Un pettirosso da combattimento

Dal 1974

Se le regole sono fatte per essere infrante, c’è qualcuno che ha saputo farlo meglio di chiunque altro. Se tutto sembra accadere nel solco già tracciato dal visto e rivisto, c’è qualcuno che rifugge il mestiere del replicante e rigetta fisiologicamente copioni già interpretati. C’è chi si beffa del conformismo procedendo in controtendenza. Qualcuno come Loredana Bertè, emblema italiano della ribellione al femminile  degli ultimi quarant’anni. Sono passate appunto ben quattro decadi dal 1974, quando uscì con il suo primo disco, Streaking, ad oggi, data del suo ritorno ufficiale sulle scene per celebrare una carriera senza eguali, scandita da un susseguirsi di successi indimenticati.

Ripartire con un nuovo tour non vuole essere l’ennesimo viaggio nei ricordi o la classica operazione nostalgia di un’artista a cui resta soltanto il revival come unica possibilità di sopravvivenza, ma un autentico tributo che la cantante dedica a se stessa e a tutti i suoi fan che non hanno mai smesso d’amarla. A dispetto di quanto cantava nel 1983, non ha ancora chiuso con il rock’n’roll, anzi è tutt’oggi l’antesignana nostrana di un genere di cui detiene lo scettro con disinvoltura. Quando si parla di Bertè, nel bene o nel male, non si parla mai solo di musica, ma al contempo di costume, società, famiglia, spettacolo, sofferenza e temperamento.  

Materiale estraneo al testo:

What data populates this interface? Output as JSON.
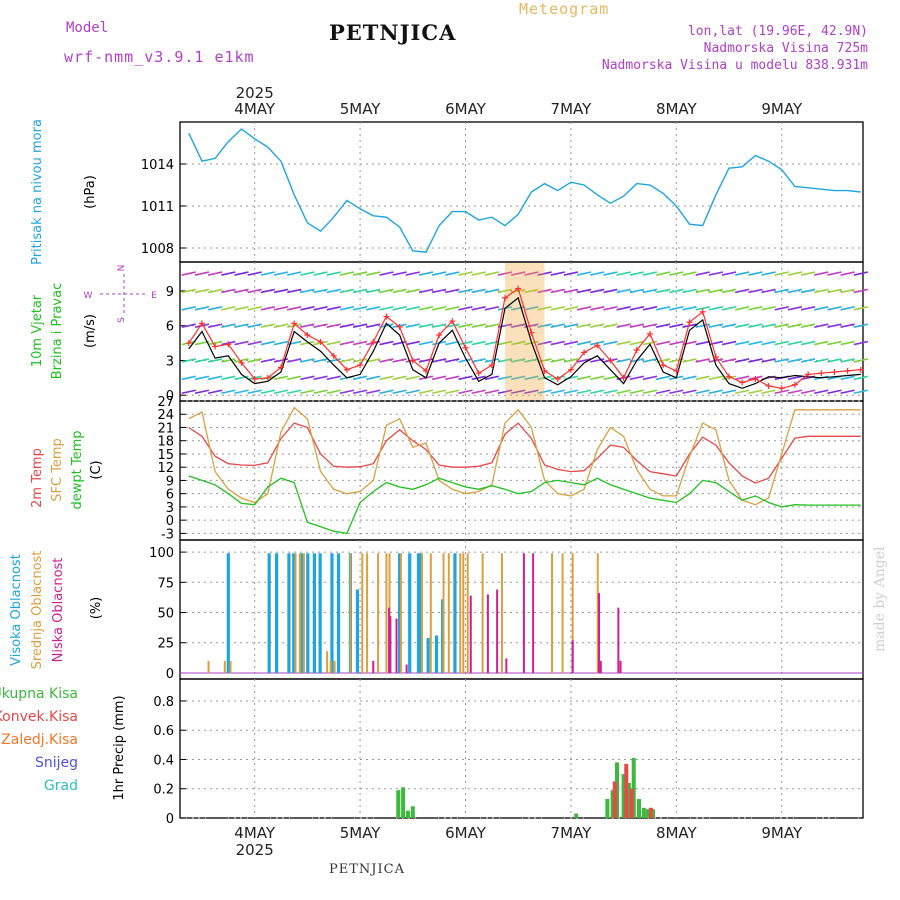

L’analisi del suo personaggio inevitabilmente apre un dibattito sulla storia della canzone italiana, che si fa amaro su certi passaggi e che trova pace solo nella constatazione dell’unicità che la contraddistingue. Lo snobismo dei critici nei confronti del rock italiano non può non riconoscerle di diritto l’autorità in cattedra di autentica caposcuola del genere a discapito di tutte le neoreginette wannabe rocker a cui restano soltanto riverenza ed emulazione. Ribelle, controversa, scomoda ed eccessiva Bertè incarna la purezza del messaggio di cui il rock vuole essere portavoce, non come mera accozzaglia di suoni, ma come modo di sentire e pensare improntato alla libertà a alla curiosità immune da paradigmi nei confronti della vita.   

Chi legge la sua biografia, che potrebbe essere idealmente un’opera a quatto mani di Rimbaud e Verlaine, non può sbagliare, non c’è fatalismo che tenga a beneficio dell’etichetta della predestinata ad essere outsider, c’è solo il coraggio di una donna che ha scelto consapevolmente di opporsi alle convenzioni della società, tanto nella vita quanto nella musica, finendo paradossalmente per influenzarne stili e costumi.   

«Ma quale musica leggera, questa è una musica che pesa. C’è chi la sente e s’innamora, c’è chi la vive e si avvelena» canta in uno dei suoi ultimi brani rinnovata nel corpo, ma ancor più nello spirito. Il repertorio è tuttavia vastissimo, spaziare tra i capisaldi del suo registro, da Sei bellissima a Non sono una signora, da Una sera che piove a Il mare d’inverno, da Dedicato a E la luna bussò, significa attraversare col fiato sospeso quarant’anni di storia italiana. Una storia dolorosa quando ricorda la sorella Mimì e gli amici Fabrizio De Andrè e Rino Gaetano. Una storia tinta di rosa quando racconta senza rimpianti storie d’amore appassionate, concluse, ma indimenticate come quelle con i tennisti Adriano Panatta e Bjorn Borg. Una storia ricca di suggestioni e colpi di testa, quando ripensa a scelte artistiche che hanno precorso i tempi, come il finto pancione a Sanremo 1986 o l’abito da sposa disobbediente al Festivalbar 1982. Una storia piena di collaborazioni importanti come quelle con i grandi Francesco De Gregori, Ivano Fossati, Andy Warhol persino.

Impossibile o quanto meno riduttivo ipotizzare una fenomenologia esaustiva del personaggio. Bertè è un mondo a sé stante, Bertè è un paio di occhiali neri, Bertè vive nel presente e questo è l’importante.